Mikaela detalha a distorção. Em uma população atual de perto de três milhões de almas (o estado de Sergipe tem 2,5 milhões), apenas 10% são qatari "raiz" (os demais 90% são estrangeiros, de mais de cem países, mas notadamente da Índia, Bangladesh, Paquistão e nações árabes em conflito). Mas são os que pilotam Ferraris e Lamborghinis.
Não existe classe baixa ou media no Qatar, só ricos e muitos ricos. Também não existe mais o qatari 'do campo'. O qatari padrão não trabalha, porque ganha um percentual dos lucros do país, que tem 15% do gás do mundo e grandes investimentos diversificados no exterior. No Reino Unido, o Qatar tem mais terras que a família real"

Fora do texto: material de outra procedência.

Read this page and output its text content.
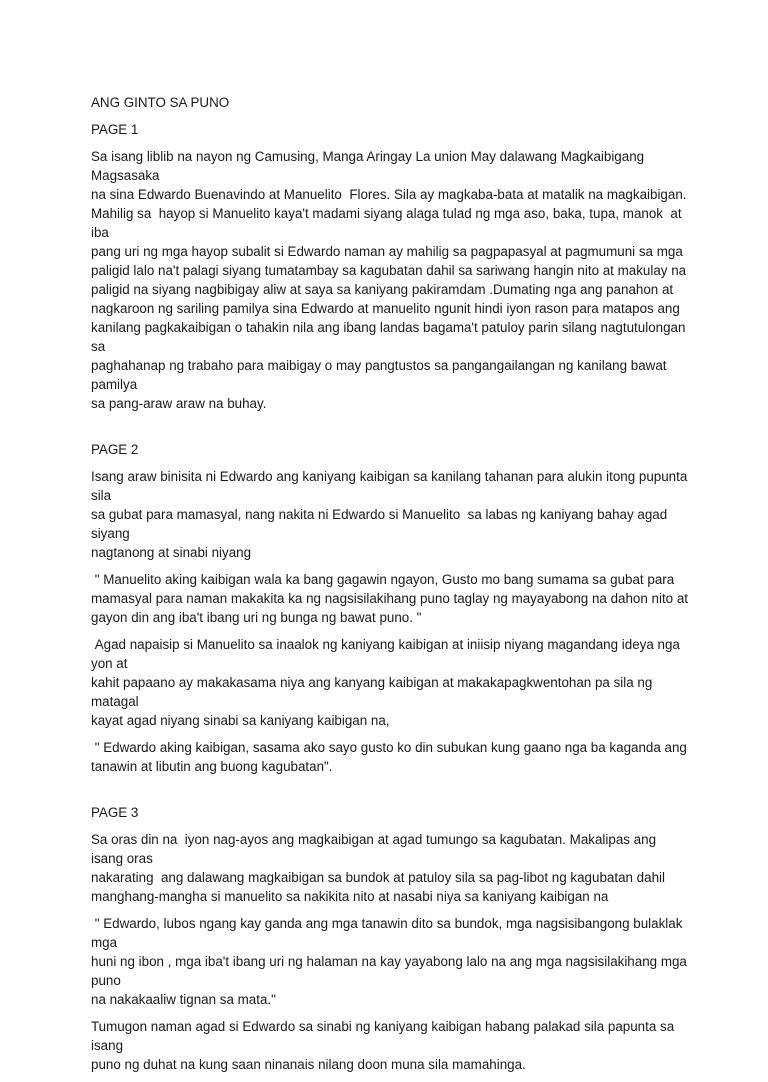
ANG GINTO SA PUNO

PAGE 1

Sa isang liblib na nayon ng Camusing, Manga Aringay La union May dalawang Magkaibigang Magsasaka
na sina Edwardo Buenavindo at Manuelito  Flores. Sila ay magkaba-bata at matalik na magkaibigan.
Mahilig sa  hayop si Manuelito kaya't madami siyang alaga tulad ng mga aso, baka, tupa, manok  at iba
pang uri ng mga hayop subalit si Edwardo naman ay mahilig sa pagpapasyal at pagmumuni sa mga
paligid lalo na't palagi siyang tumatambay sa kagubatan dahil sa sariwang hangin nito at makulay na
paligid na siyang nagbibigay aliw at saya sa kaniyang pakiramdam .Dumating nga ang panahon at
nagkaroon ng sariling pamilya sina Edwardo at manuelito ngunit hindi iyon rason para matapos ang
kanilang pagkakaibigan o tahakin nila ang ibang landas bagama't patuloy parin silang nagtutulongan sa
paghahanap ng trabaho para maibigay o may pangtustos sa pangangailangan ng kanilang bawat pamilya
sa pang-araw araw na buhay.

PAGE 2

Isang araw binisita ni Edwardo ang kaniyang kaibigan sa kanilang tahanan para alukin itong pupunta sila
sa gubat para mamasyal, nang nakita ni Edwardo si Manuelito  sa labas ng kaniyang bahay agad siyang
nagtanong at sinabi niyang

" Manuelito aking kaibigan wala ka bang gagawin ngayon, Gusto mo bang sumama sa gubat para
mamasyal para naman makakita ka ng nagsisilakihang puno taglay ng mayayabong na dahon nito at
gayon din ang iba't ibang uri ng bunga ng bawat puno. "

Agad napaisip si Manuelito sa inaalok ng kaniyang kaibigan at iniisip niyang magandang ideya nga yon at
kahit papaano ay makakasama niya ang kanyang kaibigan at makakapagkwentohan pa sila ng matagal
kayat agad niyang sinabi sa kaniyang kaibigan na,

" Edwardo aking kaibigan, sasama ako sayo gusto ko din subukan kung gaano nga ba kaganda ang
tanawin at libutin ang buong kagubatan".

PAGE 3

Sa oras din na  iyon nag-ayos ang magkaibigan at agad tumungo sa kagubatan. Makalipas ang isang oras
nakarating  ang dalawang magkaibigan sa bundok at patuloy sila sa pag-libot ng kagubatan dahil
manghang-mangha si manuelito sa nakikita nito at nasabi niya sa kaniyang kaibigan na

" Edwardo, lubos ngang kay ganda ang mga tanawin dito sa bundok, mga nagsisibangong bulaklak mga
huni ng ibon , mga iba't ibang uri ng halaman na kay yayabong lalo na ang mga nagsisilakihang mga puno
na nakakaaliw tignan sa mata."

Tumugon naman agad si Edwardo sa sinabi ng kaniyang kaibigan habang palakad sila papunta sa isang
puno ng duhat na kung saan ninanais nilang doon muna sila mamahinga.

"Você não vê, por exemplo, um qatari no metrô — que, aliás, é espetacular. O dia deles começa tarde, Doha só funciona pra valer lá pelas dez ou onze da manhã. Nessa hora, um qatari padrão está procurando um café luxuoso que lhe agrade para passar umas três horas por lá nas mídias sociais, antes de ir para os grandes shoppings", conta.
Tudo no país, ela afirma, é luxo, extravagância, ostentação, temas que costumeiramente pautam muitas das conversas de qataris com quem conviveu — e que com ela simpatizavam por trazer à mesa histórias de suas muitas viagens.
Os menos milionários moram em Doha, e os mais ricos, em palácios fora da cidade, guarnecidos por escolta armada"
Ela analisa esse estilo de vida como ultrarrico, mas brega, "já que só as gerações mais novas costumam buscar novas experiências, viajar ou mudar para o exterior, seja por turismo ou para estudar".
Mais revelações. "Não existe no Qatar, por exemplo, um gerente de restaurante qatari. Tudo são os estrangeiros, inclusive as lojas e bazares dos souqs, que quando raramente pertencem a qataris, é coisa de décadas, famílias muito antigas".
Quando um estrangeiro mais graduado aporta por lá para morar, ou já veio empregado por multinacionais, ou casou com qatari — Mikaela conheceu uma brasileira casada com um piloto da Qatar Airways.
"E se por acaso uma qatari bilionária decide 'trabalhar', o marido monta pra ela uma franquia Chanel ou Rolex. Mas ela quase nunca vai, quem toca o negócio são os empregados estrangeiros", conta.